The mobilization of intracellular calcium in single A7r5 cells by fluprostenol and PGF₂ was shown to behave generally as expected from their activities in the PI turnover assay, namely fluprostenol was both more potent and more efficacious than PGF₂. As observed in other studies of FP-receptor activated mobilization of intracellular calcium (Woodward et al., 1990; Woodward and Lawrence, 1994; Griffin et al., 1997), the FP receptor of A7r5 cells also displays agonist-dependent desensitization of the calcium response. The PLC inhibitor U73122 inhibited fluprostenol-dependent mobilization of intracellular calcium at a concentration (3 µM) quite consistent with its IC₅₀ value (1.25 µM) in the PI turnover assay, suggesting that PI turnover is necessary for the calcium response. Although U73122 pretreatment could completely prevent the intracellular calcium mobilization and [³H]IPs accumulation responses, both responses were also significantly inhibited by depletion of calcium in the assay buffers. Similar effects were observed in a comprehensive study of calcium mobilization in A7r5 cells activated by the PLC-coupled V₁-type AVP receptor (Hughes and Schachter, 1994). In that study, the calcium response was shown to involve intracellular calcium stores and a large contribution from extracellular calcium, and both components were significantly inhibited by U73122 (Hughes and Schacter, 1994). These effects, which have also been observed for other PLC-coupled receptors in various cell types, have been attributed to the PLC-linked formation of an unknown signal(s) that increases the permeability of the cell membrane to calcium (Fasolato et al., 1994). Previous studies of FP receptor functional responses apparently did not characterize FP receptor activated influx of extracellular calcium and thus did not investigate its dependence on PLC activity (Woodward et al., 1990; Nakao et al., 1993; Griffin et al., 1997). Our results have provided the first evidence that PLC-linked influx of extracellular calcium may play a potential role in modulating FP-receptor mediated signaling responses of A7r5 cells and possibly other cell types.
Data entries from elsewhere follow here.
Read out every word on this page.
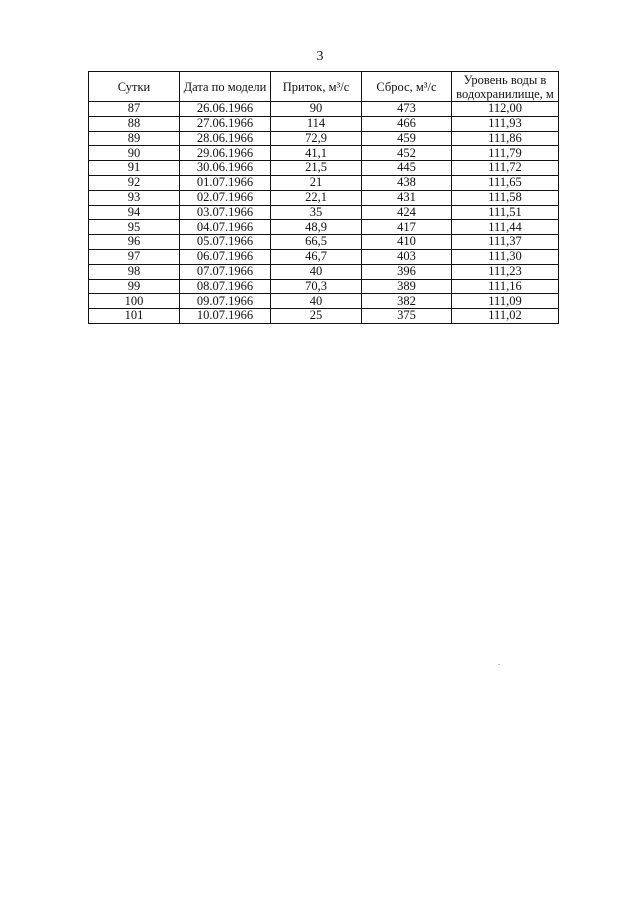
3
Сутки	Дата по модели	Приток, м³/с	Сброс, м³/с	Уровень воды в водохранилище, м
87	26.06.1966	90	473	112,00
88	27.06.1966	114	466	111,93
89	28.06.1966	72,9	459	111,86
90	29.06.1966	41,1	452	111,79
91	30.06.1966	21,5	445	111,72
92	01.07.1966	21	438	111,65
93	02.07.1966	22,1	431	111,58
94	03.07.1966	35	424	111,51
95	04.07.1966	48,9	417	111,44
96	05.07.1966	66,5	410	111,37
97	06.07.1966	46,7	403	111,30
98	07.07.1966	40	396	111,23
99	08.07.1966	70,3	389	111,16
100	09.07.1966	40	382	111,09
101	10.07.1966	25	375	111,02
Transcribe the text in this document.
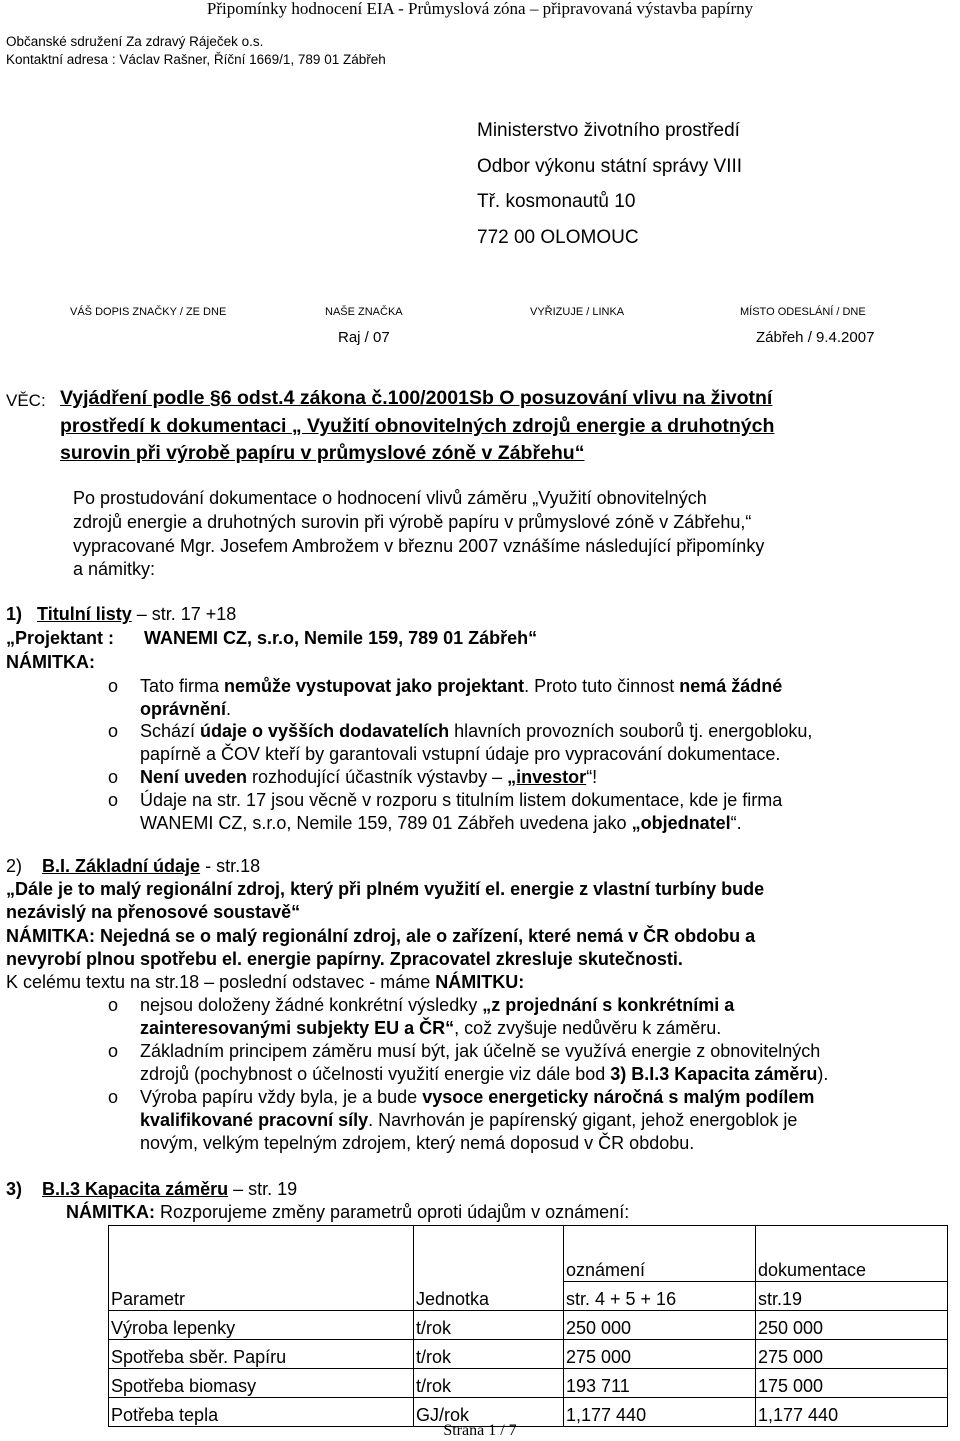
Připomínky hodnocení EIA - Průmyslová zóna – připravovaná výstavba papírny
Občanské sdružení Za zdravý Ráječek o.s.
Kontaktní adresa : Václav Rašner, Říční 1669/1, 789 01 Zábřeh
Ministerstvo životního prostředí
Odbor výkonu státní správy VIII
Tř. kosmonautů 10
772 00 OLOMOUC
VÁŠ DOPIS ZNAČKY / ZE DNE	NAŠE ZNAČKA	VYŘIZUJE / LINKA	MÍSTO ODESLÁNÍ / DNE
Raj / 07	Zábřeh / 9.4.2007
VĚC: Vyjádření podle §6 odst.4 zákona č.100/2001Sb O posuzování vlivu na životní
prostředí k dokumentaci „ Využití obnovitelných zdrojů energie a druhotných
surovin při výrobě papíru v průmyslové zóně v Zábřehu“
Po prostudování dokumentace o hodnocení vlivů záměru „Využití obnovitelných
zdrojů energie a druhotných surovin při výrobě papíru v průmyslové zóně v Zábřehu,“
vypracované Mgr. Josefem Ambrožem v březnu 2007 vznášíme následující připomínky
a námitky:
1) Titulní listy – str. 17 +18
„Projektant : WANEMI CZ, s.r.o, Nemile 159, 789 01 Zábřeh“
NÁMITKA:
o	Tato firma nemůže vystupovat jako projektant. Proto tuto činnost nemá žádné
oprávnění.
o	Schází údaje o vyšších dodavatelích hlavních provozních souborů tj. energobloku,
papírně a ČOV kteří by garantovali vstupní údaje pro vypracování dokumentace.
o	Není uveden rozhodující účastník výstavby – „investor“!
o	Údaje na str. 17 jsou věcně v rozporu s titulním listem dokumentace, kde je firma
WANEMI CZ, s.r.o, Nemile 159, 789 01 Zábřeh uvedena jako „objednatel“.
2) B.I. Základní údaje - str.18
„Dále je to malý regionální zdroj, který při plném využití el. energie z vlastní turbíny bude
nezávislý na přenosové soustavě“
NÁMITKA: Nejedná se o malý regionální zdroj, ale o zařízení, které nemá v ČR obdobu a
nevyrobí plnou spotřebu el. energie papírny. Zpracovatel zkresluje skutečnosti.
K celému textu na str.18 – poslední odstavec - máme NÁMITKU:
o	nejsou doloženy žádné konkrétní výsledky „z projednání s konkrétními a
zainteresovanými subjekty EU a ČR“, což zvyšuje nedůvěru k záměru.
o	Základním principem záměru musí být, jak účelně se využívá energie z obnovitelných
zdrojů (pochybnost o účelnosti využití energie viz dále bod 3) B.I.3 Kapacita záměru).
o	Výroba papíru vždy byla, je a bude vysoce energeticky náročná s malým podílem
kvalifikované pracovní síly. Navrhován je papírenský gigant, jehož energoblok je
novým, velkým tepelným zdrojem, který nemá doposud v ČR obdobu.
3) B.I.3 Kapacita záměru – str. 19
NÁMITKA: Rozporujeme změny parametrů oproti údajům v oznámení:
Parametr	Jednotka	oznámení	dokumentace
		str. 4 + 5 + 16	str.19
Výroba lepenky	t/rok	250 000	250 000
Spotřeba sběr. Papíru	t/rok	275 000	275 000
Spotřeba biomasy	t/rok	193 711	175 000
Potřeba tepla	GJ/rok	1,177 440	1,177 440
Strana 1 / 7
The pharmacological characterization of an FP receptor in the A7r5 rat aortic smooth muscle cell line described herein complements the recent report of the presence of the FP receptor mRNA in this cell line (Adams et al., 1996), and similar unpublished observations that we have made. Our data indicated that A7r5 cells do not contain the TP receptor, because the modest activity of the TP receptor agonist U-46619 was not antagonized by the selective TP receptor antagonist SQ-29,548. However, primary vascular smooth muscle cells contain both the TP receptor and FP receptor, but can be subcultured for a limited time only before loss of their phenotypic and functional characteristics (Dorn et al., 1992). Because the A7r5 vascular smooth muscle cell line has retained the phenotypic features and the FP receptor characteristics of primary smooth muscle cells but apparently has no other PG receptor, coupled to either PLC (this study) or adenylyl cyclase (Senchyna M, Griffin BW, Crankshaw DJ and Sharif NA, unpublished observations), this cell line should prove valuable for further studies of FP receptor function and pharmacology.

In conclusion, our results demonstrate that A7r5 rat vascular smooth muscle cells possess functionally coupled PG receptors of the FP type. The detailed pharmacological studies described herein established that the FP receptor in these cells is coupled to PLC and thus responsible for generating IPs, which subsequently mediates the influx of extracellular calcium. Further studies to link these second messenger responses to other relevant physiological/biochemical functions in these cells are warranted and are currently in progress.